OTTAWA — The final blast of major economic data before the federal election is out Friday and economists are predicting a “Raptors effect” may boost the numbers.
Statistics Canada will reveal updated numbers on the country’s economic growth. Good news gives bragging rights to the incumbent Liberal government, but even a sliver of bad news could allow the opposition parties to pounce, arguing the government has mismanaged the economy.
Economists and analysts polled by the National Post suggest that the numbers will likely be rosy — owing partly to the “Raptors effect” which juiced retail sales during the team’s playoff run.
Statistics Canada said a bump in sports merchandise in particular “coincided” with the Toronto Raptors playoff run, and gave a lift to overall retail spending numbers.
The results, whatever they show, could sharpen the divide between the two leading federal parties ahead of the election, as the Conservatives seek to tap into economic anxieties and the rising cost of living for voters and as the Liberals tout their purported record of stable economic growth.
But analysts warn that comforting economic figures could overshadow risks that lie ahead for Canada, particularly amid an ongoing trade battle between the U.S. and China that has sent stock markets tumbling.
“It certainly overstates the underlying strength of the economy,” said Sal Guatieri, senior economist at Bank of Montreal. “We’re not getting back to a 2017 three per cent growth rate — that’s just not in the cards for Canada.”
Economists widely expect to see three per cent growth in the second quarter of 2019, marking a significant uptick from the previous two quarters when the Canadian economy had essentially stalled.
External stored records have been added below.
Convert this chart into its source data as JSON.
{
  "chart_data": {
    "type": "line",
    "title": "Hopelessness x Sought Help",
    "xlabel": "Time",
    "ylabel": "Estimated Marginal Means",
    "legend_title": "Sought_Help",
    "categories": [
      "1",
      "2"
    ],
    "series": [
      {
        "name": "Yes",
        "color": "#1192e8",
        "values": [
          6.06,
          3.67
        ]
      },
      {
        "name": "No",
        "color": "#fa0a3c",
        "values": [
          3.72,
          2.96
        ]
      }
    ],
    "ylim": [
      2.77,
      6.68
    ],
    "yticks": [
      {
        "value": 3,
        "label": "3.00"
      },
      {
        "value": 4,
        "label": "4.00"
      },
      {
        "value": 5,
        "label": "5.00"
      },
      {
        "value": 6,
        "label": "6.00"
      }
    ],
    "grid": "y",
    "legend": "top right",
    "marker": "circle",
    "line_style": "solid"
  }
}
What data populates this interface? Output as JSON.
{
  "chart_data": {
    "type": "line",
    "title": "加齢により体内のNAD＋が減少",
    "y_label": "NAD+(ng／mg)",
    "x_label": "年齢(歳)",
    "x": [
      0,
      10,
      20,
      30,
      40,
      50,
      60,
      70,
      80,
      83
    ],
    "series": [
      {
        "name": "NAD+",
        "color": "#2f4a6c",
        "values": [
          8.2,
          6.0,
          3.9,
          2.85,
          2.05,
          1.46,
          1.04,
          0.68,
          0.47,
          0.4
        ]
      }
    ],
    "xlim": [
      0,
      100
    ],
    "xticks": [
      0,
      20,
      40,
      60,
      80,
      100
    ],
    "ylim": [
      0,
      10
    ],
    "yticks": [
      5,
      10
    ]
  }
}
Averaged out over the past year, however, the country’s growth rate is closer to 1.5 per cent, or well below the Bank of Canada’s “target” two per cent rate.
And it could get worse. Repeated threats by U.S. President Donald Trump in recent weeks to level trade tariffs against China has sent the global economy into a tail spin, triggering a number of central banks to cut their rate —and in turn spurring recession fears.
“We can’t take too much comfort from where we are now, because we’re probably going to be going through a bit of a rough period,” said Jean-François Perrault, chief economist at Scotiabank.
Perrault was careful not to suggest Canada is inevitably heading toward a recession, but said increased trade tensions could continue to put a drag on the overall economy.
Even so, consumer spending levels in Canada have remained surprisingly resilient, outpacing analyst expectations for the month of June. Unemployment rates in Canada have also remained among the lowest in history.
Economic updates have a history of shaping past election campaigns.
Four years ago, as the 2015 election approached, the same GDP data gave Justin Trudeau’s Liberals the ammunition to argue that Canada was in a recession and that the country needed Trudeau’s plan to run deficits and juice the economy. Tom Mulcair’s NDP and Stephen Harper’s Conservatives both promised to balance the budget.
The economic situation now, with good numbers but an underlying cause for concern, is the inverse of the situation four years ago, where the numbers looked bad, but the experts were sanguine. In 2015, the numbers looked worse than they were and economists said it was a “technical recession,” rather than a true recession. After the election, Canada’s employment numbers remained mostly steady and the broader economy recovered quickly.
We can’t take too much comfort from where we are now, because we’re probably going to be going through a bit of a rough period
But the economic debate during the election campaign may came down to how voters feel, more than any specific economic indicator. A poll last month showed the issue that concerns most Canada is rising cost of living. Although inflation has been consistently low for years and the results of the poll confused some economists, it could be that issues like housing affordability in cities like Vancouver and Toronto were preying on the respondents’ minds.
It is already clear, though, that the parties will have no shortage of platform planks to address the economic concerns of voters. Andrew Scheer’s Conservatives have already introduced a plan to remove the GST on home heating and another to give a tax break on maternity leave benefits.
Earlier this week the party announced a campaign slogan that promised to help Canadians “get ahead” in world that is increasingly expensive for average-income families. In a campaign video posted to social media on Thursday, former prime minister Stephen Harper urged Canadians to vote for Scheer as a way to stem growing household costs.
“Paying the bills is getting harder and harder, as every essentials get more and more expensive,” Harper said.
Talking to reporters on Thursday, Prime Minister Justin Trudeau touted his government’s plans to spend on infrastructure projects across Canada, while also noting that some Canadians remain “concerned” about the broader economy.
“We have put in place a program to invest in Canadians, to invest in communities, to invest in partnership with the provinces,” he said.
A recent Nanos poll commissioned by Bloomberg News showed that Canadians are starting to break in favour of Trudeau on the question of who is the better steward of the economy. Until mid-July, that question had shown Trudeau neck-and-neck with Scheer, but the prime minister has recently begun to pull ahead.